Facial expression references

I’ve worked on pipelines and tools for facial animation rigs for about 7 years now. In that time a lot of has been written about Facial Expressions and Ai. In this article I summarise the reference’s I find most useful for illustration, performance and character rigging.

Paul Ekman

Top of the list is Paul Ekman who has been researching the subject for over 50 years. His book ‘Unmasking the Face’ illustrates the seven universal understood emotions we reveal with our facial expressions.

Anger, Fear, Disgust, Contempt, Surprise, Sadness, and Happiness.
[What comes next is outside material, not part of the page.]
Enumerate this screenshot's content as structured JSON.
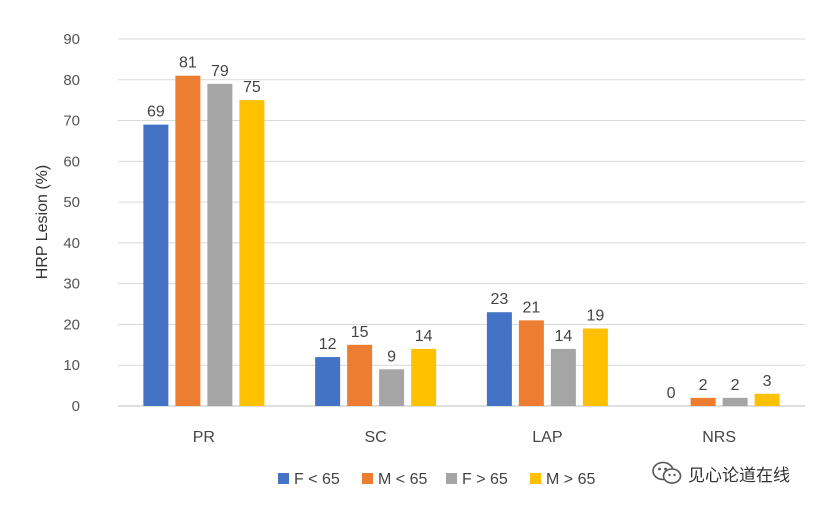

This research has been reinterpreted for many applications. The FACs system is an great way of breaking down facial expressions into it continuant parts. It helps us understand the key elements of facial expression and how we recognise them. It is a huge help in design morph target sets for 3d characters.

It has been used in psychology and also in art.
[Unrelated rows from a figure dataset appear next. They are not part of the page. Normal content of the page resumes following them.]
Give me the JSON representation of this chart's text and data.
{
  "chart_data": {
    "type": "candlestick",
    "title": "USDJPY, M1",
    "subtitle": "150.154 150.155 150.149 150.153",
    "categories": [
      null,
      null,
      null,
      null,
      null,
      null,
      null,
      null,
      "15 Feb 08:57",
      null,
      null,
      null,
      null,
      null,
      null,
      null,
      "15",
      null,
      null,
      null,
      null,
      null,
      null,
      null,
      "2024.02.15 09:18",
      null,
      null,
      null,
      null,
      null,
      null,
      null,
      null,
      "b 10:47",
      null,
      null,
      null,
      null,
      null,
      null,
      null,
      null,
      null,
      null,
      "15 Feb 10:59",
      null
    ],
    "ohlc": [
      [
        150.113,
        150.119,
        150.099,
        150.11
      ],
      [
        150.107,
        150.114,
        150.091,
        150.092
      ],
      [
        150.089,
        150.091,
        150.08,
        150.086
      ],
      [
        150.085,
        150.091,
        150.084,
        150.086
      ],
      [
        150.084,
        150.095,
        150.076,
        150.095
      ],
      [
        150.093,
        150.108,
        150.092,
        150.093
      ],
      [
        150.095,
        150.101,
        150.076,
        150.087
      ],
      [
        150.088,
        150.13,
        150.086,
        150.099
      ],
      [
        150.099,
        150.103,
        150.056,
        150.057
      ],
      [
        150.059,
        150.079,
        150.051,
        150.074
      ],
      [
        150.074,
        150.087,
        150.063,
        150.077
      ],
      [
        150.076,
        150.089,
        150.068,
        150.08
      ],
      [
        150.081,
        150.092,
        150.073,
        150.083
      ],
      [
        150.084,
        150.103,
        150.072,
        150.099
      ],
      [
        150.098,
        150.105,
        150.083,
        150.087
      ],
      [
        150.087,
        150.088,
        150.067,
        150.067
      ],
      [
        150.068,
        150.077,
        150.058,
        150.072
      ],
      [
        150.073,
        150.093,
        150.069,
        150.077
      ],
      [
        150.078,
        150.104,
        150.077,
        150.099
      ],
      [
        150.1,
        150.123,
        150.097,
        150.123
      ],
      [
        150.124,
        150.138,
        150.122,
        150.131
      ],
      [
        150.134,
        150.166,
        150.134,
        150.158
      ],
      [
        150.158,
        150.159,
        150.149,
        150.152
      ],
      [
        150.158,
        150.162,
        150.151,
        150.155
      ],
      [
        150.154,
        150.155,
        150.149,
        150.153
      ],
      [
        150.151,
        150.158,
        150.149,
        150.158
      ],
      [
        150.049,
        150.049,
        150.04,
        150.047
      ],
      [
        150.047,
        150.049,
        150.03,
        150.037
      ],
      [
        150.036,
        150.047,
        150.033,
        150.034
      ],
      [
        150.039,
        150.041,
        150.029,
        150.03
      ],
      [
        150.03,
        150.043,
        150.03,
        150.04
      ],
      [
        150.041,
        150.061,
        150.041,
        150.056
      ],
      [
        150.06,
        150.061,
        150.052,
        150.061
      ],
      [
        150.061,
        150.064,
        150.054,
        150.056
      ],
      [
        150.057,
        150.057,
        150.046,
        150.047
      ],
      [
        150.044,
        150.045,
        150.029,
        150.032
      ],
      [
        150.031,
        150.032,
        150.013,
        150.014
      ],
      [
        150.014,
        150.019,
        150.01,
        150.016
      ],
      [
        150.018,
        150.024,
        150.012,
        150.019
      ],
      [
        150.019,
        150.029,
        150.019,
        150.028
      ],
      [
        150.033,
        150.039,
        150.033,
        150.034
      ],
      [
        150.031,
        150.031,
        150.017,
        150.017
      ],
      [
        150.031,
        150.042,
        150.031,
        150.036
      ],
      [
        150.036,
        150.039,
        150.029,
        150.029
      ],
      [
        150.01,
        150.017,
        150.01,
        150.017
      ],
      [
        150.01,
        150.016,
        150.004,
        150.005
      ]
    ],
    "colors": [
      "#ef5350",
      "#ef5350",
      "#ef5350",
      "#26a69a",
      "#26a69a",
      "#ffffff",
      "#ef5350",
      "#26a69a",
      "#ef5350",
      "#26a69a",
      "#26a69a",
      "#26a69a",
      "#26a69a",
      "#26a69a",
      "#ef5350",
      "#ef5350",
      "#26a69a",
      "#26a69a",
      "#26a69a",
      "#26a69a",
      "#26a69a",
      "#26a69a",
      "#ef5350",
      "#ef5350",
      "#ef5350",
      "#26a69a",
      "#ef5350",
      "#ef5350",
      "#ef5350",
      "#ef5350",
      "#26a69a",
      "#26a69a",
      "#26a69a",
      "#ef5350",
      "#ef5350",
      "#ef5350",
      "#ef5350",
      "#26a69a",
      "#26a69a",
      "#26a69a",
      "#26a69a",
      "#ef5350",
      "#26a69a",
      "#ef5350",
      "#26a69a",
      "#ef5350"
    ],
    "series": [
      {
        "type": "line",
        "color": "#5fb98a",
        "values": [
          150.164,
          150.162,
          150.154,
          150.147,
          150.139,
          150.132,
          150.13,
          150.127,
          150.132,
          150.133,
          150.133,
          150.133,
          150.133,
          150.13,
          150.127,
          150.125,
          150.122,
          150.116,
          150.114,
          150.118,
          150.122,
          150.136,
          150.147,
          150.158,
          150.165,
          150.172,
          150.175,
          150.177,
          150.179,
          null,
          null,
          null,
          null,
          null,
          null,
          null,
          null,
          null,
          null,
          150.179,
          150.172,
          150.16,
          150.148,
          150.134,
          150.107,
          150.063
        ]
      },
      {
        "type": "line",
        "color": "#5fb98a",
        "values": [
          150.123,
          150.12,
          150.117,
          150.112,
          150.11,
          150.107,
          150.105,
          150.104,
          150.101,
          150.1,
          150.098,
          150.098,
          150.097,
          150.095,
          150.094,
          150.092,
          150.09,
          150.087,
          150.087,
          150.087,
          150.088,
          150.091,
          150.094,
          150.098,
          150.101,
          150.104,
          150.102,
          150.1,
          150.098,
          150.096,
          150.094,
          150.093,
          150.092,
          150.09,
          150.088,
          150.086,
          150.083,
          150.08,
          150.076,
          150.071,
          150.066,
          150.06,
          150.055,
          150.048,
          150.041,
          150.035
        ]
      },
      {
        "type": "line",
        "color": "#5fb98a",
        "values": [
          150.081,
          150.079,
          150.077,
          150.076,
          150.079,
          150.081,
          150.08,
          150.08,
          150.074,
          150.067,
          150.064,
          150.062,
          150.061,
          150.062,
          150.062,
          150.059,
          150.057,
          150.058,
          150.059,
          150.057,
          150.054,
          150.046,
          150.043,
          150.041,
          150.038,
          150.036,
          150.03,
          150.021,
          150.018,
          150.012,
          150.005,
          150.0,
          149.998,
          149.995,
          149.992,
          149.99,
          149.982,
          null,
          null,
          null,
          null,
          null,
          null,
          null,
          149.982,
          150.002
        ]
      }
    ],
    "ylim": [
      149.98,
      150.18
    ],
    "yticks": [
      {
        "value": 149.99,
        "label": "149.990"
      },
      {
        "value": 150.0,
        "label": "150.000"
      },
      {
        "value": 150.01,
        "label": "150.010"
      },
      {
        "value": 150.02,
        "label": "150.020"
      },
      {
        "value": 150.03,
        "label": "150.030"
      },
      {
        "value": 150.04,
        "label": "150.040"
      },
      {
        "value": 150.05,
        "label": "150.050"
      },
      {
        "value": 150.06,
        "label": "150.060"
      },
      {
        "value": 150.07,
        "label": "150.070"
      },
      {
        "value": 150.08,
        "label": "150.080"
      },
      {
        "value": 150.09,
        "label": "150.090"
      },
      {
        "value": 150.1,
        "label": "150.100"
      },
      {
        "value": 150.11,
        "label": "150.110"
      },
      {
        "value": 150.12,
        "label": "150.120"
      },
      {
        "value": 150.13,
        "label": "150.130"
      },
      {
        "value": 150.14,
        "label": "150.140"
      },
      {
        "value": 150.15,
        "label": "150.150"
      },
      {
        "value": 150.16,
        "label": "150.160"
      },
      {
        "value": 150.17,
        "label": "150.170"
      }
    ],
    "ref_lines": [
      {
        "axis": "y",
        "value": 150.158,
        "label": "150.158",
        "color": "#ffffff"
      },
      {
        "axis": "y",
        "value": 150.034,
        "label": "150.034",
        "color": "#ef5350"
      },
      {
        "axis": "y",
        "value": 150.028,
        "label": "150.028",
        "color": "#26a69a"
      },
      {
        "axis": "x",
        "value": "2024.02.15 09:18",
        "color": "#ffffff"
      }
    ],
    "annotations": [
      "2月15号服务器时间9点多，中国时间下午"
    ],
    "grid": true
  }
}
Books for illustrators and animators

Two great books for illustrators based on Paul Ekmans work are

The Artist’s Complete Guide to Facial Expression by Gary Faigin

Making comics by Scott McCloud

Both of these books describes the six key expressions for illustration as:

Anger, disgust, fear, sadness, surprise, and joy.

Gary Faigin’s book gathers together a wealth of anatomy, and illustration to create an excellent reference for the subject.
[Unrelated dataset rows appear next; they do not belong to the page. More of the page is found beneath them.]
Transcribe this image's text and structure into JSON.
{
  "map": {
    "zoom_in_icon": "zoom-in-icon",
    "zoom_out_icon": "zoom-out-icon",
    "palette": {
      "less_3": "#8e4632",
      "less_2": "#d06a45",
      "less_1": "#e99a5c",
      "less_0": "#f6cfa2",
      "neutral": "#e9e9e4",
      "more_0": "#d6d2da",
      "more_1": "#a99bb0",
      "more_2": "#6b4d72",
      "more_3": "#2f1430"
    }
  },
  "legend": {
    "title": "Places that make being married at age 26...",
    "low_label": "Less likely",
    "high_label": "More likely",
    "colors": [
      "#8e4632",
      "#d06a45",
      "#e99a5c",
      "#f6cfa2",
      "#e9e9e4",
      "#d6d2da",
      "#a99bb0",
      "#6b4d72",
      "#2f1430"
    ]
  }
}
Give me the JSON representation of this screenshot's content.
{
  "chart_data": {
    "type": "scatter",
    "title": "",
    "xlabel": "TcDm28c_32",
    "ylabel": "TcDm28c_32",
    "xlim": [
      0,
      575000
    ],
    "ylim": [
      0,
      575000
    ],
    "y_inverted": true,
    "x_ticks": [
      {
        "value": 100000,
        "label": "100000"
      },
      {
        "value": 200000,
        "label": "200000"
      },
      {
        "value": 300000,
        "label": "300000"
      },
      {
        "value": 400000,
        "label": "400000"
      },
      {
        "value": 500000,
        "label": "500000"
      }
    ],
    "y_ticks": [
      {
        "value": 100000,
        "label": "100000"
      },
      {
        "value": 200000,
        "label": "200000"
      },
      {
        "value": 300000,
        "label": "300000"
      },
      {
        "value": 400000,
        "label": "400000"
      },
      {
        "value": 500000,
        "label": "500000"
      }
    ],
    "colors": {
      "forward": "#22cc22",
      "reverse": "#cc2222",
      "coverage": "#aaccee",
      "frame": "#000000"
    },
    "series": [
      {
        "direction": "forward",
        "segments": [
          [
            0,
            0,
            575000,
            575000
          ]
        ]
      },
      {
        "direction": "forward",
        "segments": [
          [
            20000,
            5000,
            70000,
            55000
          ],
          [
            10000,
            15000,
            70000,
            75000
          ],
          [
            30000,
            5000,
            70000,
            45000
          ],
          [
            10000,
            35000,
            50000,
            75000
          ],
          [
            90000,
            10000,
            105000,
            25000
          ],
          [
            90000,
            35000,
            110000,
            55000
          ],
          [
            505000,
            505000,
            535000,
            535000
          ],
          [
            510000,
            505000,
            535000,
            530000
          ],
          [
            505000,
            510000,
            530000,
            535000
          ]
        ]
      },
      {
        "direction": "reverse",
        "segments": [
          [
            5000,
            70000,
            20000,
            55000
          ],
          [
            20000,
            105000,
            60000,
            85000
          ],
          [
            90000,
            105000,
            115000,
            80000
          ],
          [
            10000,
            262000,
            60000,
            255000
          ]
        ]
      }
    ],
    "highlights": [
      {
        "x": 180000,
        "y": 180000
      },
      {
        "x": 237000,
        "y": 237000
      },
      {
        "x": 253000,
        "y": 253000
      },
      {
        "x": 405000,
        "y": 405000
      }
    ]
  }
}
Scott McCloud (famous for his excellent book ‘understanding comics’) has a chapter on faces in his book ‘making comics’. He breaks each expression down into key features and illustrates them simply in a comic style. This has been implemented in a neat little flash app that allows you to blend between the emotions visually http://grimace-project.net/

Facial character rigs

An invaluable book on facial character rigging is: Stop Staring: Facial Modeling and Animation Done Right! by Jason Osipa. It was the foundation of much of the work I’ve done with Audiomotion though experience eventually led us to develop our own specialised facial rig.

Procedural Characterisation

A related area of study is the so called big five. My friend Richard Evans (lead AI programmer on the Sims, Black and White etc) suggested this as being helpful in the design of emotions for Ai characters. They are significant in defining a persons behaviour rather than their expression.

The exact labels chosen for each dimension vary. Here are the labels suggested by John, Naumann, and Soto at Berkeley

There are five categories are labelled by letters. An OCEAN of personality dimensions.

O for openness, originality, or open-mindedness.
C for conscientiousness, control, or constraint.
E for extroversion energy, or enthusiasm.
A for agreeableness, altruism, or affection.
N for neuroticism, negative affectivity, or nervousness.